It is a classic American situation: a guy graduates from college and goes far away from home to some section of the promised land to claim some part of the American dream. For Sam Benjamin, though he didn't realize it when he set out, the dream turned out to be pornography. It was dreamy for a while, and fun, and lucrative, and while it didn't last for him, it was educational. Readers can enjoy vicariously the lessons he picked up, without having to be physically present at any of the yucky stuff, in _American Gangbang: A Love Story_ (Gallery Books), a funny, lyrical, frank, and raunchy memoir. Benjamin is a gifted writer, with an ear for dialogue. Although he has plenty of self-deprecating humor, he doesn't let himself off the hook here; he did some dodgy, even reprehensible things during his porno days, but they are included in the story. People who like porn will enjoy reading a first-hand account about the facets of its production and will also enjoy a bit of titillation. Those who don't like porn will find arguments against it (but of course they won't read it). Either way, there is a high dose of entertainment here, and insights into a world that is hidden from most of us.

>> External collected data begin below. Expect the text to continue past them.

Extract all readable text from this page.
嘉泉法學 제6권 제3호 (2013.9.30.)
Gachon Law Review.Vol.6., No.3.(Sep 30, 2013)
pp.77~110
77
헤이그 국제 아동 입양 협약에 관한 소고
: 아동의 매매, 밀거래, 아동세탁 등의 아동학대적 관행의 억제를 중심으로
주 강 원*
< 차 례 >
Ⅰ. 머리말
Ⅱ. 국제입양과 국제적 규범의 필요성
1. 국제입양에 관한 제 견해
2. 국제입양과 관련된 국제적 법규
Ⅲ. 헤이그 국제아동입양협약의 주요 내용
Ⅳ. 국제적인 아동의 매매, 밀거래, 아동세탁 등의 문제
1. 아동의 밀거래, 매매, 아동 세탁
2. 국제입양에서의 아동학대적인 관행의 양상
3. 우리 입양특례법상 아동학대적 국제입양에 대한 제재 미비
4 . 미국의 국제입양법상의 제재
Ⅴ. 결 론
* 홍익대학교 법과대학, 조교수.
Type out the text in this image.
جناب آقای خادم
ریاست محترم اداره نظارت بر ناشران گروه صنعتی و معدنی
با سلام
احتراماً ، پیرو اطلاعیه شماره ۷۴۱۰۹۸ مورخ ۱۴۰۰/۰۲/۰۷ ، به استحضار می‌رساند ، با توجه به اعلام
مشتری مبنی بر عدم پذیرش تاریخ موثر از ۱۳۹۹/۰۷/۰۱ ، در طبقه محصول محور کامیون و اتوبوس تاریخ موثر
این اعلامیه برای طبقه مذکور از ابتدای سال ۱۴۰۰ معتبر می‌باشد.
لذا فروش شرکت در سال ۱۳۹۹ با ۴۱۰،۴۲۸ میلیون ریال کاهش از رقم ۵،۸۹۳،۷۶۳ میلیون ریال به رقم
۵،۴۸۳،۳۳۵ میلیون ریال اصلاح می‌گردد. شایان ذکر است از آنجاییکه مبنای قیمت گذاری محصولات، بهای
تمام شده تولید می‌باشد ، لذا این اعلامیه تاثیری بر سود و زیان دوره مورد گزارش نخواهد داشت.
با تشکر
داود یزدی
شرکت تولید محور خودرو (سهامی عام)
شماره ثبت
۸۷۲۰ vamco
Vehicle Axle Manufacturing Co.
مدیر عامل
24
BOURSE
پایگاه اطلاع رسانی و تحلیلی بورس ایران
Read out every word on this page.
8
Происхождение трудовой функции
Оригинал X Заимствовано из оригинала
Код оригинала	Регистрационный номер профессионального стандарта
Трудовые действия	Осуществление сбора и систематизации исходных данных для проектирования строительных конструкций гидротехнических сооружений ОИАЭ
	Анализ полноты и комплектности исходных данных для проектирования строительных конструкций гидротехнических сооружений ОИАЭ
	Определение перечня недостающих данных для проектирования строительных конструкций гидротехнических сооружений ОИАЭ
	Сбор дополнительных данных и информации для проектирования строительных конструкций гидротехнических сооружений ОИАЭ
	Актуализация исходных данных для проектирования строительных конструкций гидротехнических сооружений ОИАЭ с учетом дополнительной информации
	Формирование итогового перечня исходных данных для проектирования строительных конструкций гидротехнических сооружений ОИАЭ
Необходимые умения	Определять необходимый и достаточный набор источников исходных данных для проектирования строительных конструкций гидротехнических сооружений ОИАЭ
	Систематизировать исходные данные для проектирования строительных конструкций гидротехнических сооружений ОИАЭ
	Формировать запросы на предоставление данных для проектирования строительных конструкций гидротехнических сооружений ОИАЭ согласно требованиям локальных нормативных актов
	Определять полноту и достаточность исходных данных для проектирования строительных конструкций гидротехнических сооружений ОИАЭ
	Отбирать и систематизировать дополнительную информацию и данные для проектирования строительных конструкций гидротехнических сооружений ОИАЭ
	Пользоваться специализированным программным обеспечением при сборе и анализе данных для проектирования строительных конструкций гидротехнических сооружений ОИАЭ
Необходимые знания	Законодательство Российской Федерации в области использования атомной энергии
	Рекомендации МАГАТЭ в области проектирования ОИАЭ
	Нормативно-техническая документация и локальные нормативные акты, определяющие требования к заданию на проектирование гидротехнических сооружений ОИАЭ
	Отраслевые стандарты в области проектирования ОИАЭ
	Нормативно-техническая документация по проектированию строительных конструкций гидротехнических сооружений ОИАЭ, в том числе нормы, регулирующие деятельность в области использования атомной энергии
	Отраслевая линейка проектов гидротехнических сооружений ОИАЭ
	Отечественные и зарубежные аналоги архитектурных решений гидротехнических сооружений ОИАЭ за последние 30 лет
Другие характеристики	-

The book opens as Benjamin is newly graduated from Brown University in 1999, and he has but one goal, to move to California. After seeing a stash of old porn films, he envisioned himself directing such films, but his would be different. "I would pull off a _surprise_ - a sex film that had heart, one that had soul. I'd make a porno that was actually _good_..." He lucked into contacting the administrator of a website which specialized in interracial videos and charged users a monthly fee. Benjamin met plenty of professionals, like John E. Depth and Tony Eveready. He made one introduction on set while one of the actors had already started caressing the actress: "Tasia," he said, "meet Brian Pumper and Lucky Starr. Soon, you'll be having sex with them." There are tangles of various tabs into different slots in that encounter and lots of others which are relentlessly described. When he was first explaining himself to his dad in one of their many phone calls, he justified thus: "Dad, there's no need to get all riled up. I'm part of a very well-established, historically sound industry." But as he later reflects, "How do you explain to your parents that you are completely revitalizing the face of modern urban pornography?" His parents remain shocked, and much later when his career is going very well, his father wants to know just what special things Benjamin is doing out in California "that makes videos of people having sex become _art_?" This is a stumper, and Benjamin can only stammer that he is right now concentrating on just making money and that he is succeeding at that. "Perhaps your artistic goals have proven slightly unrealistic?" comes the response. The art never seems to take over. When Benjamin gets his direction from his boss about a particular anatomical display that has to be featured in the next film, he mumbles, "But what about... making it funny... what about... a story." The response is purely practical, purely commercial: "Stories are all well and good, Sam. But we have to make sure we get enough hardcore footage in the bag. That's what pays our bills."
"I came here to _change_ the game, not get changed by it," he explains to a partner, but it didn't work out that way. In particular, his fondness for a disturbing tape called _Slap Happy_ plays itself out in his real-life dating behavior in a particularly distressing way. He does what he can to produce a cinematic masterpiece, but it never happens, not even close. "Brilliance had eluded me," he reflects toward the book's end as he is planning ways to get out of the scene and do something else. Well, OK, maybe we do not have a brilliant young pornographer to open our eyes to new, serious aspects of sexuality. But we do have a writer who has brought us a serious look at "a historically sound industry," its paradoxes, and its quirky participants, many of whom seem to be kind and courteous people, you know, just like the rest of us. Benjamin didn't make any movies he could be proud of, but there is no shame in making a memoir as lucid, funny, and revelatory as this one.